The sacrifice of not having a professional editor offer insight into your work depends quite a bit. I happen to have two amazing civilian editors who have shaped my stories and my writing and I wouldn’t be worth publishing in any format without them. I’m curious, of course, what a professional editor would say about my story. But I love that my editors know me and my work so well because they know what I’m trying to say and crystallize my ideas in a way I don’t know that anyone else could. I’m blessed to have been able to ally myself with talented people so I don’t feel I’m missing any editorial aspect in my work.
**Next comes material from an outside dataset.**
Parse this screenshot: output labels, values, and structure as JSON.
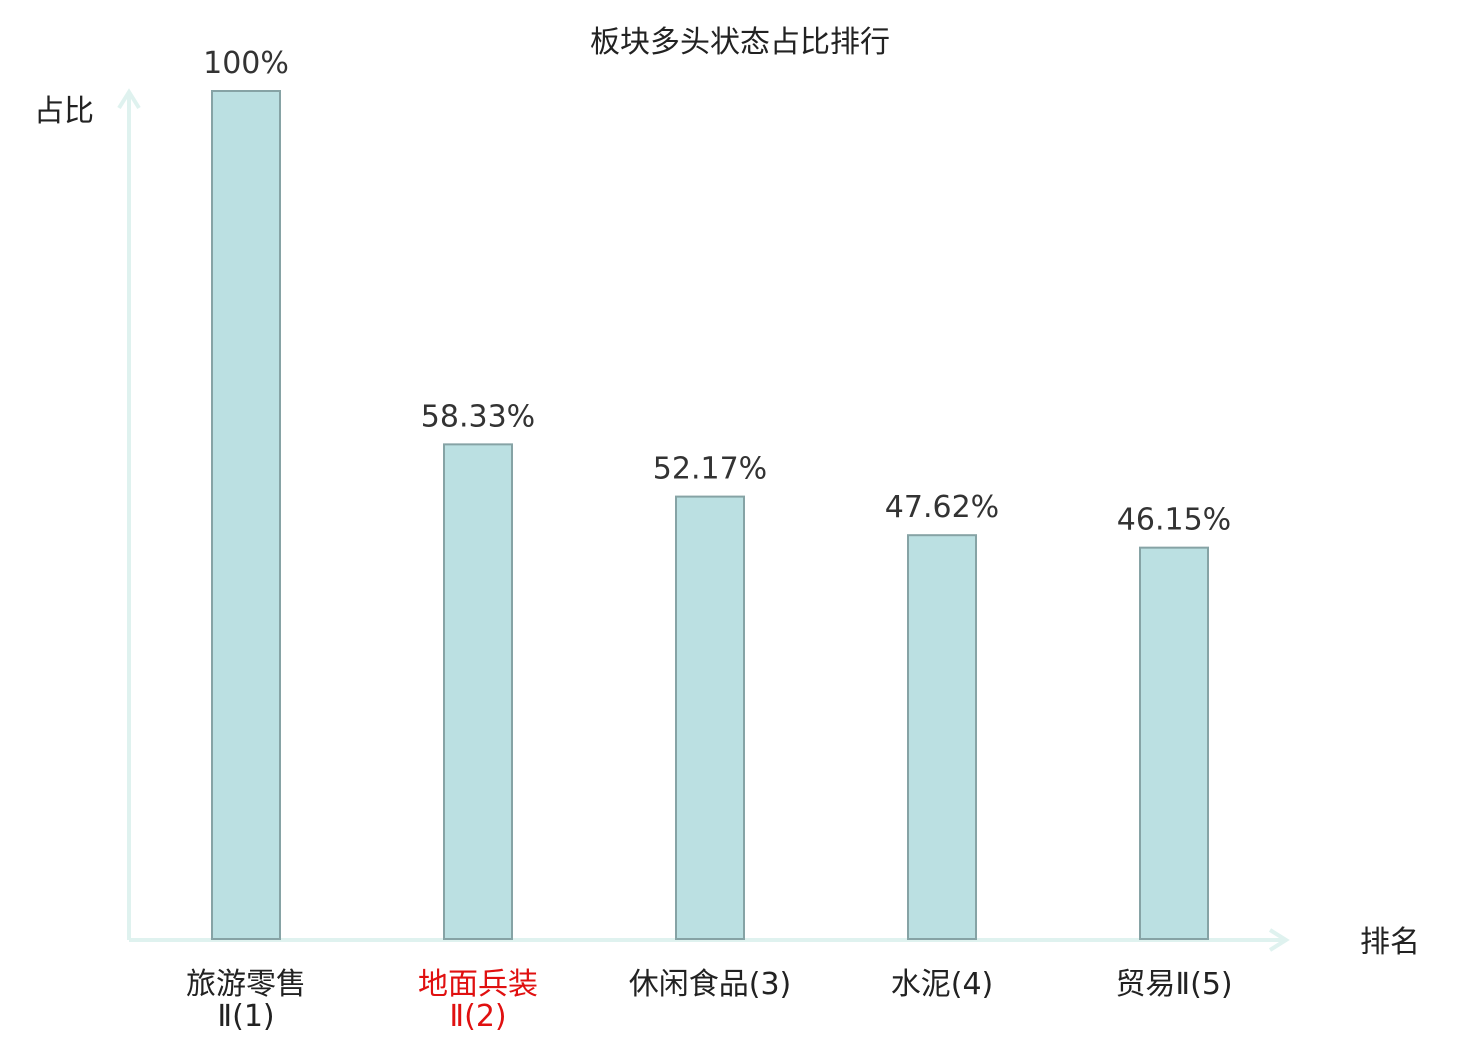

Finally, when you’re traditionally published you release, generally, a book a year. Or perhaps every couple of years. But rarely more frequently than that. Because your book has to fit into the framework of the overall publishing schedule and so is dependent on a great many things that have nothing to do with your writing pace at all (and a lot of things that do have to do with your pace). Self-publishing allows you to release the story when it’s ready, whenever that might be.
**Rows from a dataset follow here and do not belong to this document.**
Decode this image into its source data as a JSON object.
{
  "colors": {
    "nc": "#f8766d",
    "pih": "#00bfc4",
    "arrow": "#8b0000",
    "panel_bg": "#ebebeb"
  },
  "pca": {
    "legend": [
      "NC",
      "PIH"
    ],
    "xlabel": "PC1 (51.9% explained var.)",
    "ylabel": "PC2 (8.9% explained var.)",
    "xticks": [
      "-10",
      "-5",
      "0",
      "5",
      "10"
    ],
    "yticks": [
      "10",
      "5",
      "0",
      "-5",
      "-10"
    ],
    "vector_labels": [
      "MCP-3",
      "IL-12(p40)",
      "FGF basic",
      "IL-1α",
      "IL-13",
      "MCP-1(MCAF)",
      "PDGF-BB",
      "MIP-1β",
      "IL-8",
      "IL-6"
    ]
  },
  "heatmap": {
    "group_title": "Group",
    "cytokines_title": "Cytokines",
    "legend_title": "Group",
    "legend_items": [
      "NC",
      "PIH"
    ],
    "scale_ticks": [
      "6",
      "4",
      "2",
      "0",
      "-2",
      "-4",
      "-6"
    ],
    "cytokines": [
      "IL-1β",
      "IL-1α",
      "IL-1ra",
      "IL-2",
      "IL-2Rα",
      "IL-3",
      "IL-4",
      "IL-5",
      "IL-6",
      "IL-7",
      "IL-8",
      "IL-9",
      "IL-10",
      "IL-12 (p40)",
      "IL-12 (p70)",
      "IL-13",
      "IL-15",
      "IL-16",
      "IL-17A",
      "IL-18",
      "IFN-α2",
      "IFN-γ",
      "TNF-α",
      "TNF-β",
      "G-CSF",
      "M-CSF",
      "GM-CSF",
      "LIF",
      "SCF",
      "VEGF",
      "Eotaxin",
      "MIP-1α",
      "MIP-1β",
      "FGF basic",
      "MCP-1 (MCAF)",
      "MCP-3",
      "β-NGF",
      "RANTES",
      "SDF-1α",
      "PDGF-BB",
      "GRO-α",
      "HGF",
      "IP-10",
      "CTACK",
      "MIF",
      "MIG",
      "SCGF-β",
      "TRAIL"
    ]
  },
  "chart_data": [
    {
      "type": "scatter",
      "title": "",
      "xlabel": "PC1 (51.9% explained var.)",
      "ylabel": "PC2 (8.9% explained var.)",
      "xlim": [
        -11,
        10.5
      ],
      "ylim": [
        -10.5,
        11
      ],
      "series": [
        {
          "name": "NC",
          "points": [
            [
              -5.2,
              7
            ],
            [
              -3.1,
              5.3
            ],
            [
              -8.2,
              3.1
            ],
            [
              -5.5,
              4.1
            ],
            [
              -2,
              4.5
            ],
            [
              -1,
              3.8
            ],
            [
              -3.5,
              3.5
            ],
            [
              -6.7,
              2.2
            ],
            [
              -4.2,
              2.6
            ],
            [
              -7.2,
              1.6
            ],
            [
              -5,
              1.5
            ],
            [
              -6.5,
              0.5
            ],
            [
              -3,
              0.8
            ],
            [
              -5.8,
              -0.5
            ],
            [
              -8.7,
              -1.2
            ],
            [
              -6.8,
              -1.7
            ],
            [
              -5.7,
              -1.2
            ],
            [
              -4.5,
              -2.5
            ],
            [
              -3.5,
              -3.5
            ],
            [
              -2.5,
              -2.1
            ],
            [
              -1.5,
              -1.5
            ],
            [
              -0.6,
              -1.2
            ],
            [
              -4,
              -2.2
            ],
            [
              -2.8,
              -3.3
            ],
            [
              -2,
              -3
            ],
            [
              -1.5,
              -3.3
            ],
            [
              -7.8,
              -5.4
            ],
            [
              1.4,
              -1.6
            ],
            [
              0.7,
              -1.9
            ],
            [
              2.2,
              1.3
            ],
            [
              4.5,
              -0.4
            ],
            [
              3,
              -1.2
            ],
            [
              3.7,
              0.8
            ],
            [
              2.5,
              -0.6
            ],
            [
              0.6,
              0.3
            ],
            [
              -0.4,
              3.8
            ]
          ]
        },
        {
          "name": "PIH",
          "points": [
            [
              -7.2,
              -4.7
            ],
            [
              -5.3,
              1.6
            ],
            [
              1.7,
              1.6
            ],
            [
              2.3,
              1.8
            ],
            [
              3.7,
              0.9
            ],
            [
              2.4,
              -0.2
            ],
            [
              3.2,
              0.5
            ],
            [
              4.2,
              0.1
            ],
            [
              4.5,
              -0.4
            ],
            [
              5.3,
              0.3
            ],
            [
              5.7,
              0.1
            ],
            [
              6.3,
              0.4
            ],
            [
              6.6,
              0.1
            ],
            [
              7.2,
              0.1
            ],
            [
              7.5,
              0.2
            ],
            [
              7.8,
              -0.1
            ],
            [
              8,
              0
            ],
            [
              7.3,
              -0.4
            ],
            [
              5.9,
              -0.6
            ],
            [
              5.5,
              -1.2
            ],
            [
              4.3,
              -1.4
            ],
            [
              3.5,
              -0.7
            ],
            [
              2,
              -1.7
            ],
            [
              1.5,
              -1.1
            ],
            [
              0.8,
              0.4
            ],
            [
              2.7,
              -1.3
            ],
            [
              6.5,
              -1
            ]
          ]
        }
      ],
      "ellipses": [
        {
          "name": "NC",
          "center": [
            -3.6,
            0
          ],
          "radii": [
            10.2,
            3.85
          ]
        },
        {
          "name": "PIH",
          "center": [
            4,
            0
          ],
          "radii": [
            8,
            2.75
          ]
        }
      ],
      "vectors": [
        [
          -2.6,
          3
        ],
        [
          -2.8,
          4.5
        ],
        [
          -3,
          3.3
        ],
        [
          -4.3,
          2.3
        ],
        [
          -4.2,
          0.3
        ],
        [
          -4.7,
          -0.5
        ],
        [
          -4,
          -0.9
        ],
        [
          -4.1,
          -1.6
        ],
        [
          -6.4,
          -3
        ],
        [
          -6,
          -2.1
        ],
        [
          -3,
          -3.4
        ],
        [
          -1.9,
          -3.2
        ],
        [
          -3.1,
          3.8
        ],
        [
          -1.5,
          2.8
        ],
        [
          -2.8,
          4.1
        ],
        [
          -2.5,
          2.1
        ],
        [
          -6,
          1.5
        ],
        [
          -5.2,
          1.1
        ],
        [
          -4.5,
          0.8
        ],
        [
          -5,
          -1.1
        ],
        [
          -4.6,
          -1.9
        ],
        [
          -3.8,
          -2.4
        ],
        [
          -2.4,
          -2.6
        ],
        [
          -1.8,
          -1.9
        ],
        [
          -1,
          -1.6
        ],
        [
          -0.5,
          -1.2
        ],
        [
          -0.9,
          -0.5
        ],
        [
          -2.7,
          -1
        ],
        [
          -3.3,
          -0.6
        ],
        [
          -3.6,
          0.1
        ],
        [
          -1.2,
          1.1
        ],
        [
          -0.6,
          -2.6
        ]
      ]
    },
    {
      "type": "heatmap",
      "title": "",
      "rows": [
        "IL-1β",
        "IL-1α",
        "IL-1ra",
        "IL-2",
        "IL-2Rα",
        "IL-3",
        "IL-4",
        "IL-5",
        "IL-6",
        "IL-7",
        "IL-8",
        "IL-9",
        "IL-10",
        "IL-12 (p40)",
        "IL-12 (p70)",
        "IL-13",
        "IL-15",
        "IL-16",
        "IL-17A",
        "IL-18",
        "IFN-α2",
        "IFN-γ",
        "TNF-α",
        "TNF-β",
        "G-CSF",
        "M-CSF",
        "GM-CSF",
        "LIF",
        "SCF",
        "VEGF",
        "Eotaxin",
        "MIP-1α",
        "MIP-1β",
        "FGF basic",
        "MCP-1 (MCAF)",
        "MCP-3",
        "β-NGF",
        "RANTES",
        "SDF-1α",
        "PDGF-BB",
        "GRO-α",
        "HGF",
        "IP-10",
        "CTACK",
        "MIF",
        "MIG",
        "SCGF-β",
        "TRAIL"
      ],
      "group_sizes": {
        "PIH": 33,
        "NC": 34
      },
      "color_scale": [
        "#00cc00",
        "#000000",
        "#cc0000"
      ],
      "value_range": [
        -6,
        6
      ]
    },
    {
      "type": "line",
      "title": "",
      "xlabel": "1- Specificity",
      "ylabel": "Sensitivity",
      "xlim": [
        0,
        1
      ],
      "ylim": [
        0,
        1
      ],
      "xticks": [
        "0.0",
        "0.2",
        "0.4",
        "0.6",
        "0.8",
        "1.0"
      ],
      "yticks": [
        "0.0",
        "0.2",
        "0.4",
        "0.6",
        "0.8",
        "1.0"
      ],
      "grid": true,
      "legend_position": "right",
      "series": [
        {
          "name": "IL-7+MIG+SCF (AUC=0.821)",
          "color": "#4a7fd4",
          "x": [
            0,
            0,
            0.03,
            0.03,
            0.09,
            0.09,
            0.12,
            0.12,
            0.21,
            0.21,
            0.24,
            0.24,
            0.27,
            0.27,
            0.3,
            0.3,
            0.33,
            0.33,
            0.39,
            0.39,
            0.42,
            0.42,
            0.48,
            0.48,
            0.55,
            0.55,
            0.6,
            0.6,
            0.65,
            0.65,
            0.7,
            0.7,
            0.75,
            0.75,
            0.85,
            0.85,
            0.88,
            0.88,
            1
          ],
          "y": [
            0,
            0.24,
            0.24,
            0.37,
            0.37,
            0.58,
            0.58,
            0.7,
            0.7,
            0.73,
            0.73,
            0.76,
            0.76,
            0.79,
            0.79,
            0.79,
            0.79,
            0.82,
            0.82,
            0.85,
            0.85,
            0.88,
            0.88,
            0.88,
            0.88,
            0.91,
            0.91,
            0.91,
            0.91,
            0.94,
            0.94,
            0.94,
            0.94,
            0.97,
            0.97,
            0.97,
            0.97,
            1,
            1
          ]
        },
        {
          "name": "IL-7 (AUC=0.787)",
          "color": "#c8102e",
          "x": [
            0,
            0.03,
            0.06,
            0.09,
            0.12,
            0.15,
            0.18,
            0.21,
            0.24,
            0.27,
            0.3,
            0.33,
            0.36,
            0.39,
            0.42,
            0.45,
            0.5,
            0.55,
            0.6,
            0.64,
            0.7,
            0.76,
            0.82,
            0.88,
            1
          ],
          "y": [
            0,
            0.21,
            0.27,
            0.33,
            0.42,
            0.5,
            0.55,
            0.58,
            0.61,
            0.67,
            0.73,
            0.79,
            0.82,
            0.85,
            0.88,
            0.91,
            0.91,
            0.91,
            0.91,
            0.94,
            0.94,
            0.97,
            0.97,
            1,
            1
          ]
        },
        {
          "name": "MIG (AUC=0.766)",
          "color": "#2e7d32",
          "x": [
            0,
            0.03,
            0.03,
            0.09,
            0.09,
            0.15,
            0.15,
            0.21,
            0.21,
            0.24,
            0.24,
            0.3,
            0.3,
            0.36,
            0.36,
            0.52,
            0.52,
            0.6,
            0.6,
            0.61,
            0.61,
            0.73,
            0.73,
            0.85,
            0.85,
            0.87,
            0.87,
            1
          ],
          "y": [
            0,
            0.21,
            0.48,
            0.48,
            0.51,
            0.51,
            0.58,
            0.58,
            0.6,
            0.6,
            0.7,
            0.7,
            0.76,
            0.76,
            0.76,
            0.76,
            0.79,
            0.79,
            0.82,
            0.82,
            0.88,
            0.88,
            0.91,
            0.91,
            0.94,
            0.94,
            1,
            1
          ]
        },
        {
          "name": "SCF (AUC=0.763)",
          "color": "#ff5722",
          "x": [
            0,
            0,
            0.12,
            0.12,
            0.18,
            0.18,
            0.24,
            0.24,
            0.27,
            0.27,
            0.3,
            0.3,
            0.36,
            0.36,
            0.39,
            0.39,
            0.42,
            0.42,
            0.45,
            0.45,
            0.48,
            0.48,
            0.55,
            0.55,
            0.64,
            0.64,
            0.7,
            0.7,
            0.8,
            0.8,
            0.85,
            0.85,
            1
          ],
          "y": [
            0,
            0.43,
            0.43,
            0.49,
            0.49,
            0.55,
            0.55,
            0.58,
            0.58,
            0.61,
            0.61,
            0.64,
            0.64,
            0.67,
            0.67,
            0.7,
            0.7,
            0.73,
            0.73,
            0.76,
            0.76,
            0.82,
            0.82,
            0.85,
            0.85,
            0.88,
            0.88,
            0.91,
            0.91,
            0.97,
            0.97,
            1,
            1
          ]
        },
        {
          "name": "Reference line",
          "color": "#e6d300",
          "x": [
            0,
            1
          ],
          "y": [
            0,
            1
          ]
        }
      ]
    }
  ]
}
Now, I don’t know that I’m the fastest writer around. I figure a draft takes me anywhere between 20 days and 3 months. And my editors can turn a draft around in a week or two or three depending on what’s happening in their lives. I have no idea what my “average” draft count is but I’m guessing it’s going to range between 3 and 10 (but that’s a whole other post). Theoretically, I could self-publish one or two or three books a year with the only differentiating factor being how quickly I can write them.
Overall, weighing the costs and benefits of self-publishing and being traditionally published I decided I want both. I want real books and an agent and a publisher and a professional editor and I want a year long process because I’m curious about what that involves. But I also want to understand everything that comes with self-publishing and the control and the freedom and the experience of that. I want to be a hybrid author.
And once I’d decided that, I had to determine which of my books I wanted in which format. I sorted that out and the hows and whys of that choice will get their own post. But what came of it is that the novel that is most ready is the one I want to self-publish. And the one I’m still working on I want to query agents and try that road with.
Which is why I decided to self-publish this novel.